Sprachliche Unteilbarkeit spricht für inhaltliche Unteilbarkeit. Sprachliche Teilbarkeit ist umgekehrt ein Indiz für inhaltliche Teilbarkeit. Grenze ist die Umgehung des Verbots der geltungserhaltenden Reduktion: Es muss geprüft werden, ob etwa eine gekünstelte Aufspaltung der Klausel vorliegt. Ferner darf der Sinngehalt und der Zweck der Klausel durch die Streichung nicht völlig verändert werden. Schließlich kann in Fällen, in denen die Intransparenz gerade aus der Kombination mehrerer Klauseln besteht, eine Streichung nicht erfolgen, nur um die Klausel "transparent" zu machen. Denn damit würde die Schwelle zur geltungserhaltenden Reduktion überschritten.[2798]

 

Rz. 1290

 

Beispiel 1

Eine Vertragsstrafenregelung kann geteilt werden, wenn die Klausel mehrere auslösende Pflichtverletzungen bezeichnet, die zur Verwirkung der Vertragsstrafe führen, wovon eine zu unbestimmt ist. Jede auslösende Pflichtverletzung muss so klar bezeichnet sein, dass sich der Versprechende in seinem Verhalten darauf einstellen kann. Wenn die verbleibende Regelung ohne den gestrichenen Teil verständlich bleibt, kann die unzulässige Vertragsstrafenregelung herausgestrichen werden, und die restliche Regelung bleibt nach dem "bluepencil-test" wirksam.[2799]

 

Beispiel 2

Bei einer zweistufigen Ausschlussfrist führt die Unwirksamkeit der zweiten Stufe (zu kurze Frist – ein Monat – für die gerichtliche Geltendmachung eines Anspruchs nach Ablehnung) nicht zur Unwirksamkeit der gesamten Klausel, wenn eine sinnvolle und eigenständige Regelung zur ersten Stufe (schriftliche[2800] Geltendmachung innerhalb von drei Monaten nach Fälligkeit) verbleibt.[2801] Die zweite Stufe der Ausschlussfrist kann gestrichen werden, ohne dass dadurch die Verpflichtung der Parteien, ihre Ansprüche innerhalb von drei Monaten schriftlich geltend zu machen, sinnlos oder unverständlich wäre.

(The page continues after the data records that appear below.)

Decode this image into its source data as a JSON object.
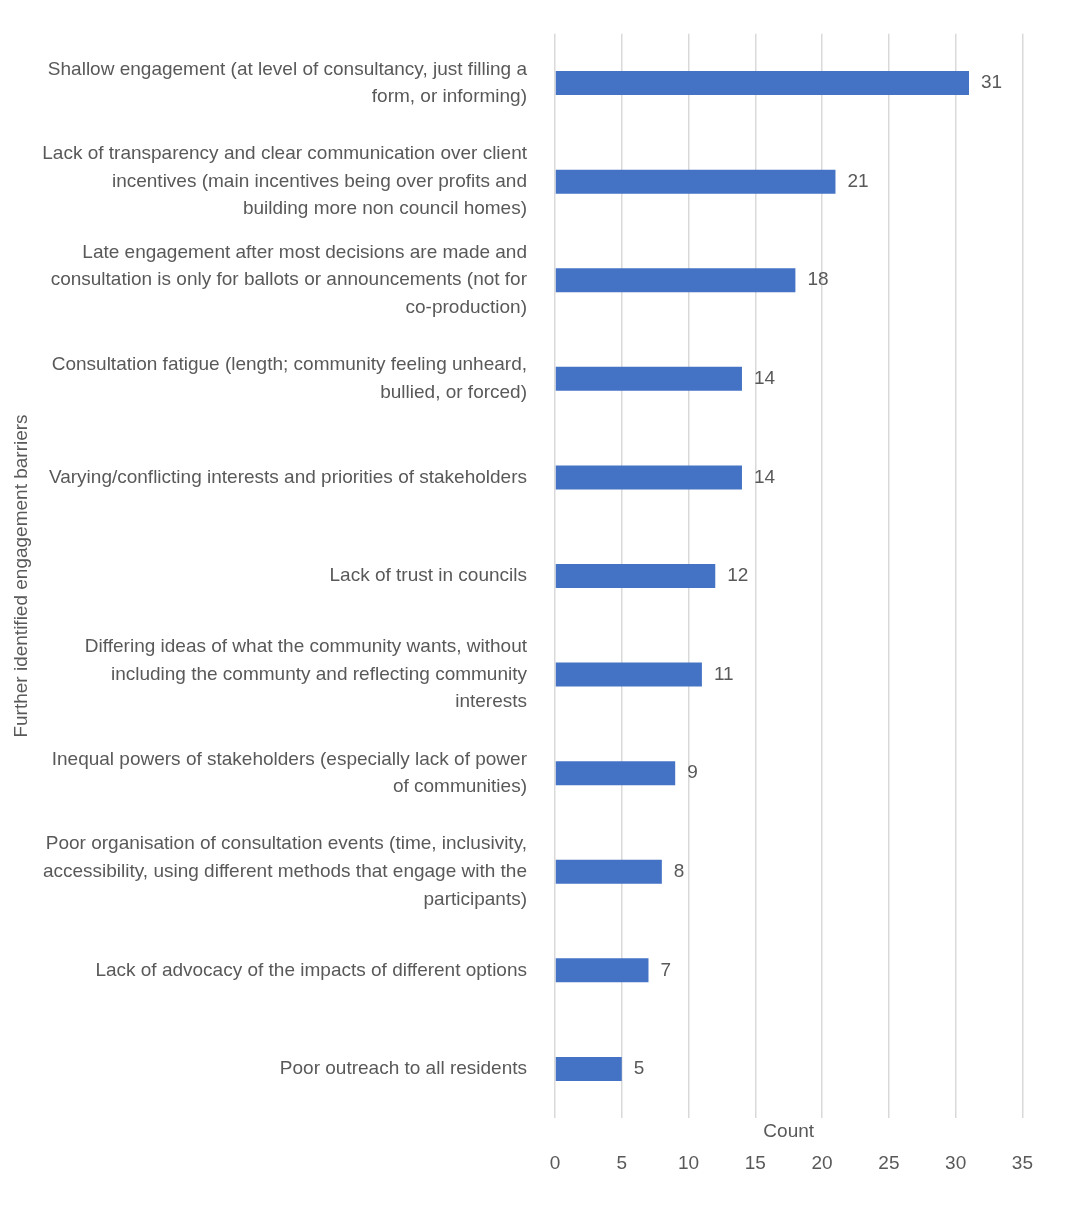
{
  "chart_data": {
    "type": "bar",
    "orientation": "horizontal",
    "categories": [
      "Shallow engagement (at level of consultancy, just filling a form, or informing)",
      "Lack of transparency and clear communication over client incentives (main incentives being over profits and building more non council homes)",
      "Late engagement after most decisions are made and consultation is only for ballots or announcements (not for co-production)",
      "Consultation fatigue (length; community feeling unheard, bullied, or forced)",
      "Varying/conflicting interests and priorities of stakeholders",
      "Lack of trust in councils",
      "Differing ideas of what the community wants, without including the communty and reflecting community interests",
      "Inequal powers of stakeholders (especially lack of power of communities)",
      "Poor organisation of consultation events (time, inclusivity, accessibility, using different methods that engage with the participants)",
      "Lack of advocacy of the impacts of different options",
      "Poor outreach to all residents"
    ],
    "values": [
      31,
      21,
      18,
      14,
      14,
      12,
      11,
      9,
      8,
      7,
      5
    ],
    "color": "#4472c4",
    "xlabel": "Count",
    "ylabel": "Further identified engagement barriers",
    "xlim": [
      0,
      35
    ],
    "xticks": [
      0,
      5,
      10,
      15,
      20,
      25,
      30,
      35
    ],
    "grid": "x",
    "data_labels": true,
    "legend": false
  }
}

[2794] BeckOK/Jacobs, § 306 Rn 7; Willemsen/Grau, RdA 2003, 321.
[2796] BAG 21.4.2005 – 8 AZR 425/04 NZA 2005, 1053; BAG 19.12.2006 – 9 AZR 294/06, NZA 2007, 809; BAG 12.3.2008 – 10 AZR 152/07, NZA 2008, 699; ErfK/Preis, § 310 BGB Rn 103; Kritisch: Däubler u.a./Dorndorf/Bonin, § 306 Rn 12a.
[2798] BAG 14.9.2011 – 10 AZR 526/10, NZA 2012, 81; ErfK/Preis, § 310 BGB Rn 103.
[2799] BAG 21.4.2005 – 8 AZR 425/04, NZA 2005, 1053, 1056: Diese Vertragsstrafenregelung ist gemäß § 307 Abs. 1 BGB unwirksam, soweit die Vertragsstrafe für den Fall verwirkt ist, dass der Arbeitnehmer durch schuldhaftes vertragswidriges Verhalten den Arbeitgeber zur fristlosen Kündigung des Arbeitsverhältnisses veranlasst. Die Verwirkung der vereinbarten Vertragsstrafe durch "schuldhaft vertragswidriges Verhalten des Arbeitnehmers, das den Arbeitgeber zur fristlosen Kündigung des Arbeitsverhältnisses veranlasst", ist nicht klar und verständlich, weil die Pflichtverletzungen nicht hinreichend bestimmt sind. Von der Unwirksamkeit wird die Vertragsstrafenregelung nicht erfasst, soweit sie an den Nichtantritt des Arbeitsverhältnisses oder die Lösung des Arbeitsverhältnisses unter Vertragsbruch anknüpft; kritisch Thüsing, BB 2006, 661, 663.
[2800] Am 1.10.2016 ist die Neufassung des § 309 Nr. 13 BGB in Kraft getreten. Klauseln, die eine "schriftliche" Geltendmachung von Ansprüchen verlangen, sind unwirksam, weil die Textform ausreichend ist (vgl. hierzu Schaub/Linck, ArbR-Hdb., § 35 Rn 89 und § 32 Rn 55.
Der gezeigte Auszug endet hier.